It has been a while since I have so keenly anticipated an opening night. Ever since I learned last March about the joint project between Bravo 22 Company (the inspirational group which brought ‘The Two Worlds of Charlie F’ to the Waterside last year) and the Buckinghamshire Forces Project, I knew that this would be a production not to be missed – and I most certainly wasn’t disappointed.
The performance took place in the Other Space at The Waterside Theatre which is miniscule in comparison to the main auditorium. In order to get to one’s seat, you have to all but walk across the stage, and most members of the audience can reach out and touch the actors. I have no doubt that the proximity of the audience is pretty intimidating to the performers, but it does mean that there is a real intimacy between those watching and those being watched.
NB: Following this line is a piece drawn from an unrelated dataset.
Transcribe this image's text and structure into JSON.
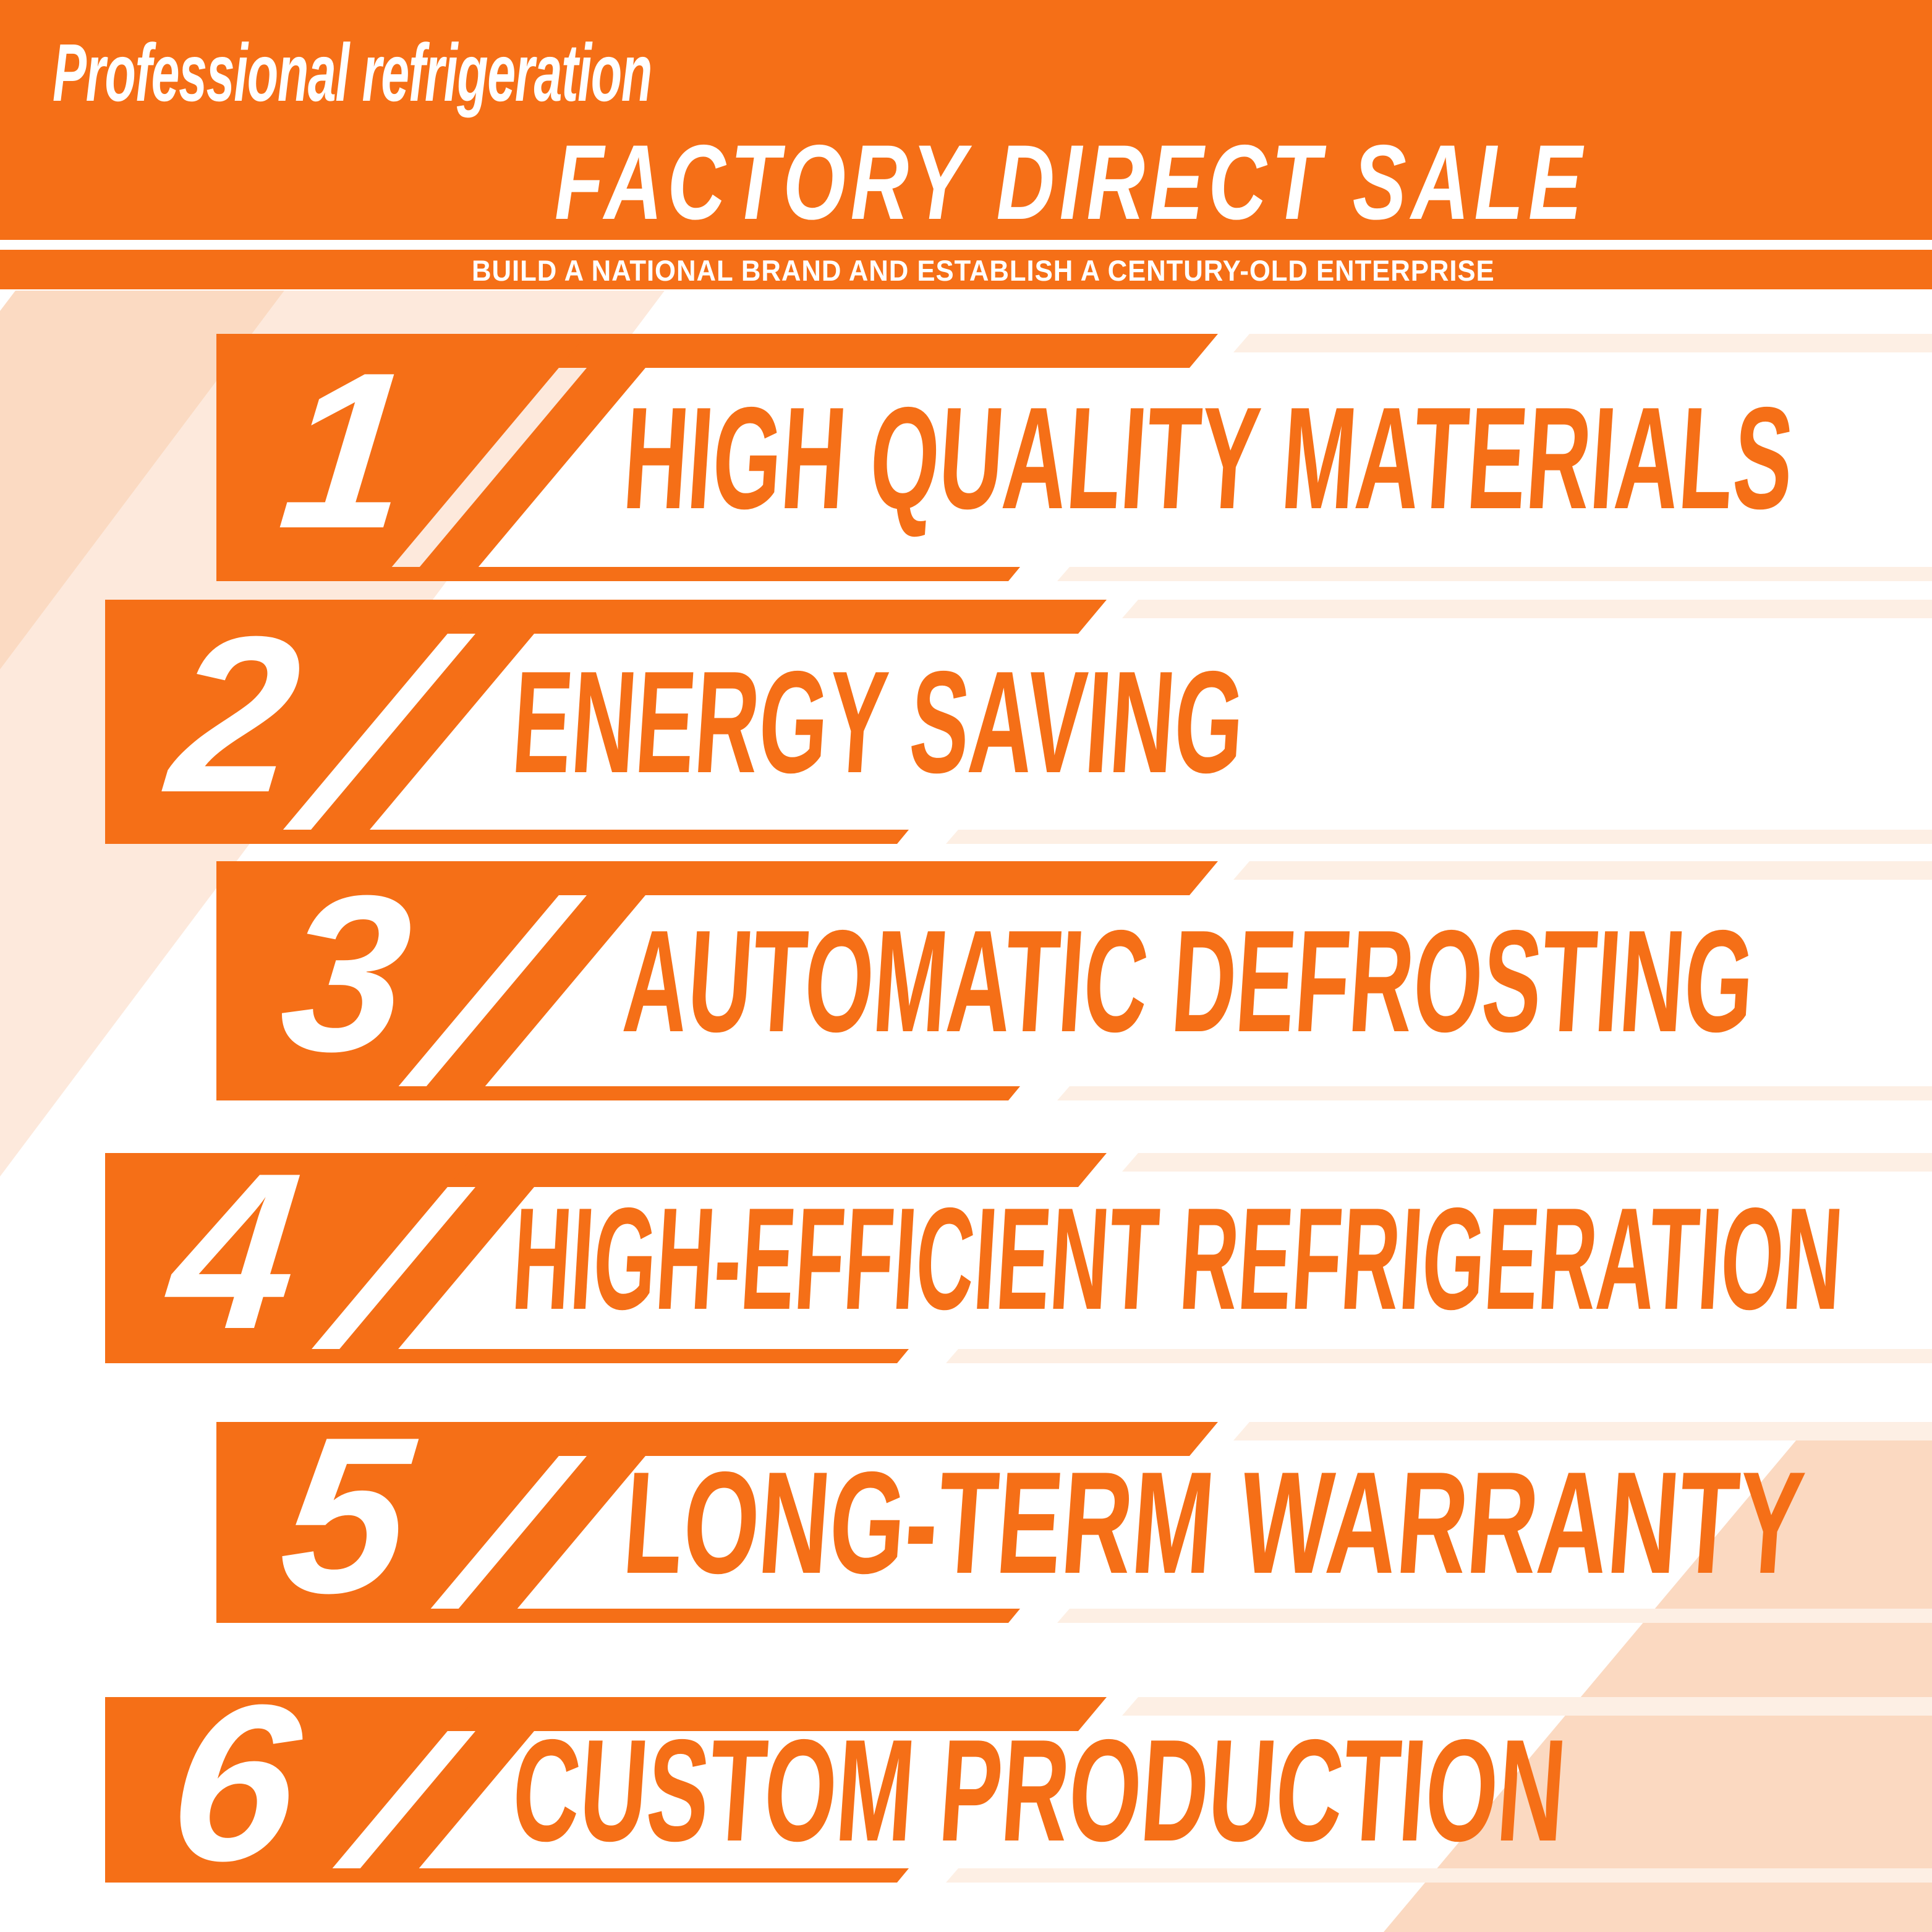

The play has, in places, a confessional tone, as if the audience are eaves-dropping on the experiences and stories of the characters, and this would be completely lost in a larger space. Last night, it was a full house – full of friends and supporters of the company I suspect – but I have no doubt that the remaining performances will be equally packed, once word gets around about this emotive and thought- provoking play.
The script is by Roz Wyllie who has worked collaboratively with members of the company to turn their experiences into a coherent production. Like ‘The Two Worlds of Charlie F’, the emphasis is on the stories of the characters, and the stories they tell are compelling, poignant, funny and, at times, heart-breaking. As you might expect, many of the recounts are of those who are, or have been, members of the Armed Forces, but there is also testimony from wives and children of servicemen. The title of the play, ‘Contact’ reinforces the theme which is prevalent throughout: that being part of the forces means you are part of a family – a dysfunctional family at times, no doubt, but the ties that bind are strong.
This sense of family is conveyed very strongly through the largely amateur ensemble; like ‘The Two Worlds of Charlie F’, this is very much an ensemble piece, relying on a connection and chemistry between characters for its pathos. The simple staging allows smooth transition between individual stories without pace-destroying scene changes. I particularly appreciate the way that Wyllie juxtaposes highly emotive moments (for example a character calmly discussing her attempted suicide) with the humour of a surly teenager live-tweeting her argument with her mother! There is a great sense of veracity and commitment in all the actors’ performances. The occasional memory lapses and moments of inaudibility are forgivable in a way that I can’t imagine forgiving any other show, because they add to the sense that this play is a living and organic thing.
It was clear from the enthusiastic standing ovation at the end, that I was not the only audience member moved by this intelligent and thought-provoking play. From the shining faces taking an additional unplanned curtain call, I would hazard a guess that the company had got as much out of the experience as we had- a fact which has been at the heart of this project since day one. The next regional project will take place in Plymouth later this year, with plans to work with other regional theatres in future. I do so hope that many, many more people are given the opportunity to experience how theatre can be a life-transforming event. BRAVO! Bravo 22 Company; a stupendous first night.